The fairytale success of Lijjat Papad -- a multi-million-dollar venture founded by seven women in a crowded Mumbai tenement in 1959 with seed capital of ₹80 ($1.10) -- belies its revolutionary feminist aspirations.
The cooperative employs 45,000 women across India, offering them a job for life as "co-owners" of the enterprise, whose wafer-thin snacks — known locally as papads and as papadums in the West — have become a byword for good business and female empowerment in a patriarchal country.
Life at Lijjat's 82 branches begins early, with women lining up before dawn to drop off finished products, pick up freshly prepared lentil dough, and head home.
That's when the work shifts into high gear, as they deftly stretch and roll out the dough — flecked with cumin seeds and black pepper — into small flat rounds that are then left to dry.
The job relies on skill but doesn't require formal education, opening up opportunities for multitudes of Indian women to become financially independent.
That is a huge accomplishment in a country where female workforce participation — never high to begin with — has been declining for years, plunging from 34 to 20% in the two decades to 2019, according to the International Labour Organization.
As a young bride aged 24, Darshana Pundalik Parab fretted about managing household expenses with her husband's meagre salary, realising that her employment prospects as a school dropout were dire.
Then she heard about Lijjat.
Not only did the cooperative have a job for her, it allowed thousands of housewives like her to work from home, no questions asked.
In the 35 years that followed, Parab was able to keep earning while raising three boys.

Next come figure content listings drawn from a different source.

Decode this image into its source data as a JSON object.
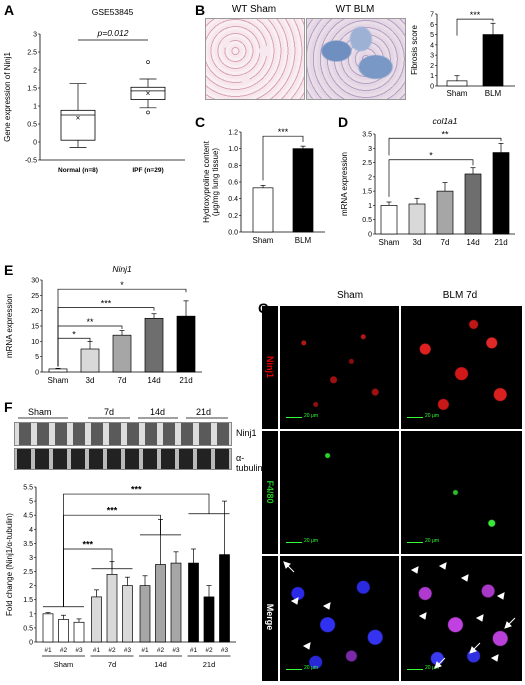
{
  "panels": {
    "A": {
      "label": "A",
      "title": "GSE53845",
      "pvalue": "p=0.012",
      "ylabel": "Gene expression of Ninj1",
      "yticks": [
        "-0.5",
        "0",
        "0.5",
        "1",
        "1.5",
        "2",
        "2.5",
        "3"
      ],
      "groups": [
        "Normal (n=8)",
        "IPF (n=29)"
      ]
    },
    "B": {
      "label": "B",
      "img_labels": [
        "WT Sham",
        "WT BLM"
      ],
      "ylabel": "Fibrosis score",
      "yticks": [
        "0",
        "1",
        "2",
        "3",
        "4",
        "5",
        "6",
        "7"
      ],
      "categories": [
        "Sham",
        "BLM"
      ],
      "sig": "***"
    },
    "C": {
      "label": "C",
      "ylabel_line1": "Hydroxyproline content",
      "ylabel_line2": "(μg/mg lung tissue)",
      "yticks": [
        "0.0",
        "0.2",
        "0.4",
        "0.6",
        "0.8",
        "1.0",
        "1.2"
      ],
      "categories": [
        "Sham",
        "BLM"
      ],
      "sig": "***"
    },
    "D": {
      "label": "D",
      "title": "col1a1",
      "ylabel": "mRNA expression",
      "yticks": [
        "0",
        "0.5",
        "1",
        "1.5",
        "2",
        "2.5",
        "3",
        "3.5"
      ],
      "categories": [
        "Sham",
        "3d",
        "7d",
        "14d",
        "21d"
      ],
      "sig": [
        "*",
        "**"
      ]
    },
    "E": {
      "label": "E",
      "title": "Ninj1",
      "ylabel": "mRNA expression",
      "yticks": [
        "0",
        "5",
        "10",
        "15",
        "20",
        "25",
        "30"
      ],
      "categories": [
        "Sham",
        "3d",
        "7d",
        "14d",
        "21d"
      ],
      "sig": [
        "*",
        "**",
        "***",
        "*"
      ]
    },
    "F": {
      "label": "F",
      "blot_groups": [
        "Sham",
        "7d",
        "14d",
        "21d"
      ],
      "blot_bands": [
        "Ninj1",
        "α-tubulin"
      ],
      "ylabel": "Fold change (Ninj1/α-tubulin)",
      "yticks": [
        "0",
        "0.5",
        "1",
        "1.5",
        "2",
        "2.5",
        "3",
        "3.5",
        "4",
        "4.5",
        "5",
        "5.5"
      ],
      "lane_labels": [
        "#1",
        "#2",
        "#3",
        "#1",
        "#2",
        "#3",
        "#1",
        "#2",
        "#3",
        "#1",
        "#2",
        "#3"
      ],
      "group_labels": [
        "Sham",
        "7d",
        "14d",
        "21d"
      ],
      "sig": [
        "***",
        "***",
        "***"
      ]
    },
    "G": {
      "label": "G",
      "cols": [
        "Sham",
        "BLM 7d"
      ],
      "rows": [
        "Ninj1",
        "F4/80",
        "Merge"
      ],
      "scale": "20 μm"
    }
  },
  "chart_data": [
    {
      "panel": "A",
      "type": "box",
      "title": "GSE53845",
      "ylabel": "Gene expression of Ninj1",
      "ylim": [
        -0.5,
        3
      ],
      "categories": [
        "Normal (n=8)",
        "IPF (n=29)"
      ],
      "boxes": [
        {
          "min": -0.15,
          "q1": 0.05,
          "median": 0.75,
          "q3": 0.88,
          "max": 1.62,
          "mean": 0.66,
          "outliers": []
        },
        {
          "min": 0.95,
          "q1": 1.18,
          "median": 1.42,
          "q3": 1.52,
          "max": 1.75,
          "mean": 1.35,
          "outliers": [
            2.22,
            0.82
          ]
        }
      ],
      "annotation": "p=0.012"
    },
    {
      "panel": "B",
      "type": "bar",
      "ylabel": "Fibrosis score",
      "ylim": [
        0,
        7
      ],
      "categories": [
        "Sham",
        "BLM"
      ],
      "values": [
        0.5,
        5.0
      ],
      "errors": [
        0.5,
        1.1
      ],
      "colors": [
        "#ffffff",
        "#000000"
      ]
    },
    {
      "panel": "C",
      "type": "bar",
      "ylabel": "Hydroxyproline content (μg/mg lung tissue)",
      "ylim": [
        0,
        1.2
      ],
      "categories": [
        "Sham",
        "BLM"
      ],
      "values": [
        0.53,
        1.0
      ],
      "errors": [
        0.03,
        0.03
      ],
      "colors": [
        "#ffffff",
        "#000000"
      ]
    },
    {
      "panel": "D",
      "type": "bar",
      "title": "col1a1",
      "ylabel": "mRNA expression",
      "ylim": [
        0,
        3.5
      ],
      "categories": [
        "Sham",
        "3d",
        "7d",
        "14d",
        "21d"
      ],
      "values": [
        1.0,
        1.05,
        1.5,
        2.1,
        2.85
      ],
      "errors": [
        0.12,
        0.2,
        0.3,
        0.22,
        0.32
      ],
      "colors": [
        "#ffffff",
        "#d9d9d9",
        "#a6a6a6",
        "#6e6e6e",
        "#000000"
      ]
    },
    {
      "panel": "E",
      "type": "bar",
      "title": "Ninj1",
      "ylabel": "mRNA expression",
      "ylim": [
        0,
        30
      ],
      "categories": [
        "Sham",
        "3d",
        "7d",
        "14d",
        "21d"
      ],
      "values": [
        1.0,
        7.5,
        12.0,
        17.5,
        18.2
      ],
      "errors": [
        0.2,
        2.5,
        1.5,
        1.5,
        5.0
      ],
      "colors": [
        "#ffffff",
        "#d9d9d9",
        "#a6a6a6",
        "#6e6e6e",
        "#000000"
      ]
    },
    {
      "panel": "F",
      "type": "bar",
      "ylabel": "Fold change (Ninj1/α-tubulin)",
      "ylim": [
        0,
        5.5
      ],
      "categories": [
        "#1",
        "#2",
        "#3",
        "#1",
        "#2",
        "#3",
        "#1",
        "#2",
        "#3",
        "#1",
        "#2",
        "#3"
      ],
      "values": [
        1.0,
        0.8,
        0.7,
        1.6,
        2.4,
        2.0,
        2.0,
        2.75,
        2.8,
        2.8,
        1.6,
        3.1
      ],
      "errors": [
        0.04,
        0.15,
        0.12,
        0.25,
        0.45,
        0.3,
        0.35,
        1.6,
        0.4,
        0.5,
        0.4,
        1.9
      ],
      "colors": [
        "#ffffff",
        "#ffffff",
        "#ffffff",
        "#d9d9d9",
        "#d9d9d9",
        "#d9d9d9",
        "#a6a6a6",
        "#a6a6a6",
        "#a6a6a6",
        "#000000",
        "#000000",
        "#000000"
      ]
    }
  ]
}
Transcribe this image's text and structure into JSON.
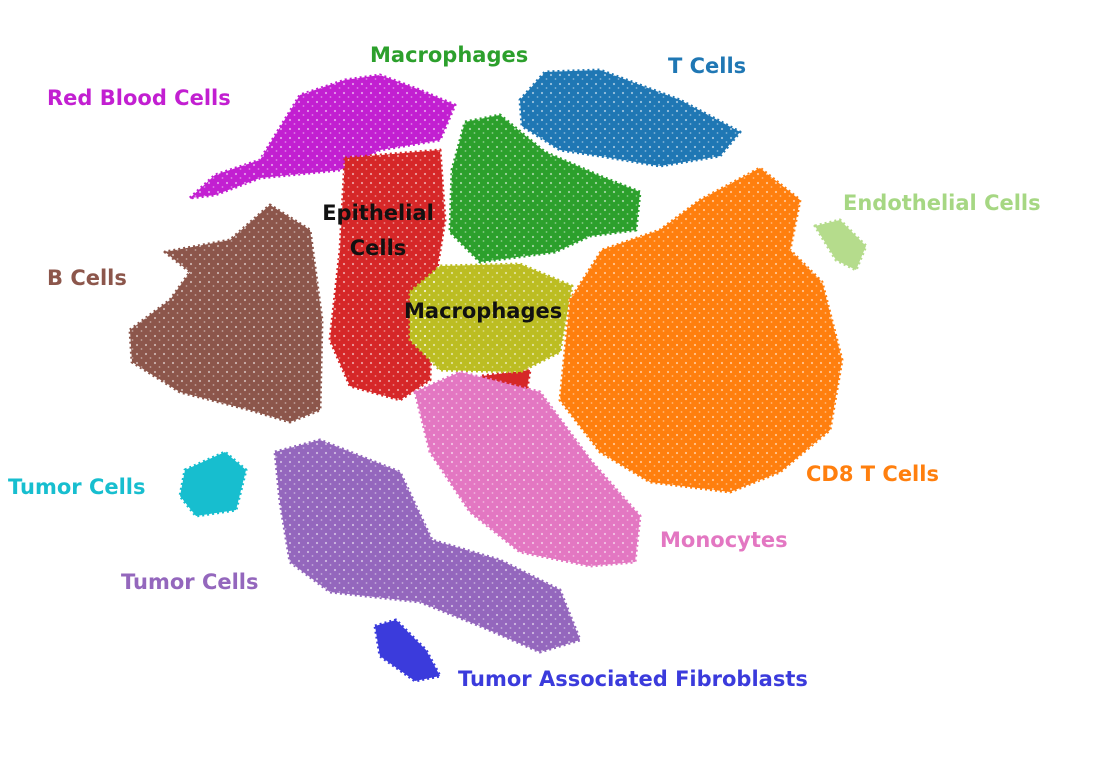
{
  "labels": [
    "Macrophages",
    "T Cells",
    "Red Blood Cells",
    "Epithelial Cells",
    "Endothelial Cells",
    "B Cells",
    "Macrophages",
    "CD8 T Cells",
    "Tumor Cells",
    "Monocytes",
    "Tumor Cells",
    "Tumor Associated Fibroblasts"
  ]
}
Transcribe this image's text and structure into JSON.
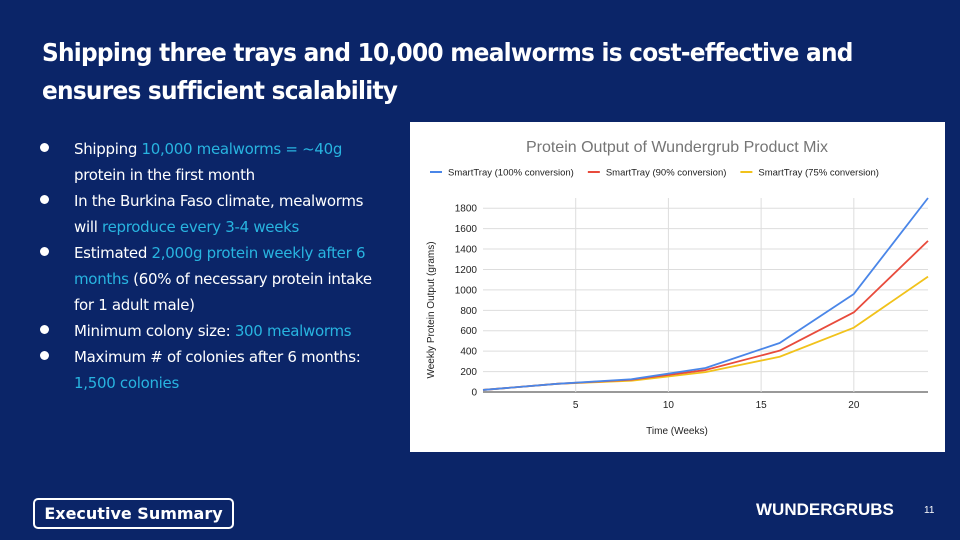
{
  "slide": {
    "title": "Shipping three trays and 10,000 mealworms is cost-effective and ensures sufficient scalability",
    "badge": "Executive Summary",
    "brand": "WUNDERGRUBS",
    "page_number": "11",
    "colors": {
      "background": "#0b2568",
      "highlight": "#28b4e0"
    }
  },
  "bullets": [
    {
      "p1": "Shipping ",
      "h1": "10,000 mealworms = ~40g",
      "p2": " protein in the first month",
      "h2": "",
      "p3": ""
    },
    {
      "p1": "In the Burkina Faso climate, mealworms will ",
      "h1": "reproduce every 3-4 weeks",
      "p2": "",
      "h2": "",
      "p3": ""
    },
    {
      "p1": "Estimated ",
      "h1": "2,000g protein weekly after 6 months",
      "p2": " (60% of necessary protein intake for 1 adult male)",
      "h2": "",
      "p3": ""
    },
    {
      "p1": "Minimum colony size: ",
      "h1": "300 mealworms",
      "p2": "",
      "h2": "",
      "p3": ""
    },
    {
      "p1": "Maximum # of colonies after 6 months: ",
      "h1": "1,500 colonies",
      "p2": "",
      "h2": "",
      "p3": ""
    }
  ],
  "chart_data": {
    "type": "line",
    "title": "Protein Output of Wundergrub Product Mix",
    "xlabel": "Time (Weeks)",
    "ylabel": "Weekly Protein Output (grams)",
    "xlim": [
      0,
      24
    ],
    "ylim": [
      0,
      1900
    ],
    "x_ticks": [
      5,
      10,
      15,
      20
    ],
    "y_ticks": [
      0,
      200,
      400,
      600,
      800,
      1000,
      1200,
      1400,
      1600,
      1800
    ],
    "grid": true,
    "legend_position": "top",
    "x": [
      0,
      4,
      8,
      12,
      16,
      20,
      24
    ],
    "series": [
      {
        "name": "SmartTray (100% conversion)",
        "color": "#4a86e8",
        "values": [
          20,
          80,
          125,
          235,
          480,
          960,
          1900
        ]
      },
      {
        "name": "SmartTray (90% conversion)",
        "color": "#e84b3c",
        "values": [
          20,
          80,
          120,
          215,
          405,
          780,
          1480
        ]
      },
      {
        "name": "SmartTray (75% conversion)",
        "color": "#f1c21b",
        "values": [
          20,
          80,
          110,
          195,
          345,
          630,
          1130
        ]
      }
    ]
  }
}
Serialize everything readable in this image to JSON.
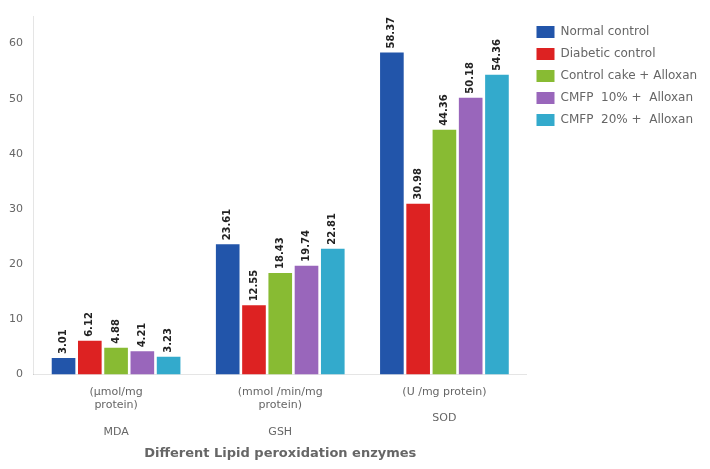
{
  "chart_data": {
    "type": "bar",
    "x_label": "Different Lipid peroxidation enzymes",
    "categories": [
      "(μmol/mg\nprotein)\n\nMDA",
      "(mmol /min/mg\nprotein)\n\nGSH",
      "(U /mg protein)\n\nSOD"
    ],
    "series": [
      {
        "name": "Normal control",
        "color": "#2255AA",
        "values": [
          3.01,
          23.61,
          58.37
        ]
      },
      {
        "name": "Diabetic control",
        "color": "#DD2222",
        "values": [
          6.12,
          12.55,
          30.98
        ]
      },
      {
        "name": "Control cake + Alloxan",
        "color": "#88BB33",
        "values": [
          4.88,
          18.43,
          44.36
        ]
      },
      {
        "name": "CMFP  10% +  Alloxan",
        "color": "#9966BB",
        "values": [
          4.21,
          19.74,
          50.18
        ]
      },
      {
        "name": "CMFP  20% +  Alloxan",
        "color": "#33AACC",
        "values": [
          3.23,
          22.81,
          54.36
        ]
      }
    ],
    "ylim": [
      0,
      65
    ],
    "yticks": [
      0,
      10,
      20,
      30,
      40,
      50,
      60
    ],
    "grid": false,
    "legend": "right",
    "data_labels": true
  }
}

"It was difficult when the kids were small, to watch over them and do the job," said Parab, recounting the early years when she kept one eye on her sons, and the other on the papads.
The extra cash was welcome, she told AFP, relaying her pride in being able to pay her children's school fees and teach them crucial life lessons.
"My sons know that there is no such thing as women's work," she said, adding that her youngest, 27, still chips in to help prepare the crunchy snacks.
Humble beginnings
Lijjat's commitment to women's empowerment reflects its inconspicuous beginnings, when seven housewives gathered on a Mumbai rooftop one sunny morning to prepare four packets of papads.
They ran the business on a shoestring budget, with annual sales in 1959 amounting to just over ₹6,000, a fraction of their current revenue.
Every woman is paid according to her production capacity and role in the organisation, with Parab earning around ₹12,000 a month on average.
Men are only hired as shop assistants, drivers or errand boys.
"Some of our women earn more than their husbands -- and their families respect them for it," said Lijjat president Swati Ravindra Paradkar.
Paradkar was just 10 years old when her father died at 37, leaving the family's finances in precarious shape.
Every morning before school, she would help her mother -- who was part of the cooperative -- make papads.
"I found it very hard... especially during vacations, when my friends would all be out playing and I would have to work," Paradkar, now 61, told AFP.
She persevered, eventually joining the cooperative full-time and becoming its president, thanks to a policy that sets Lijjat apart from other businesses.
"We believe that only someone who can roll out papads can become president," she said.
Bollywood calling
Although the coronavirus pandemic slashed sales by nearly a fifth according to early estimates, Paradkar said there had been no layoffs, with staff even receiving modest salary hikes.
The cooperative has expanded into other categories, including chapatis and laundry detergent, but the papad remains its flagship product, sold across India and in foreign markets from Singapore to the United States.
The inexpensive snack -- a 100-gram (3.5-ounce) packet costs 31 rupees -- is even making the leap to the silver screen, with Lijjat's story now the subject of a Bollywood film under production.
"People will be able to learn something from it," said Usha Juvekar, who has been part of the cooperative for 15 years.
"If everyone in this country cared as much about women as Lijjat does, we would make so much more progress," she told AFP.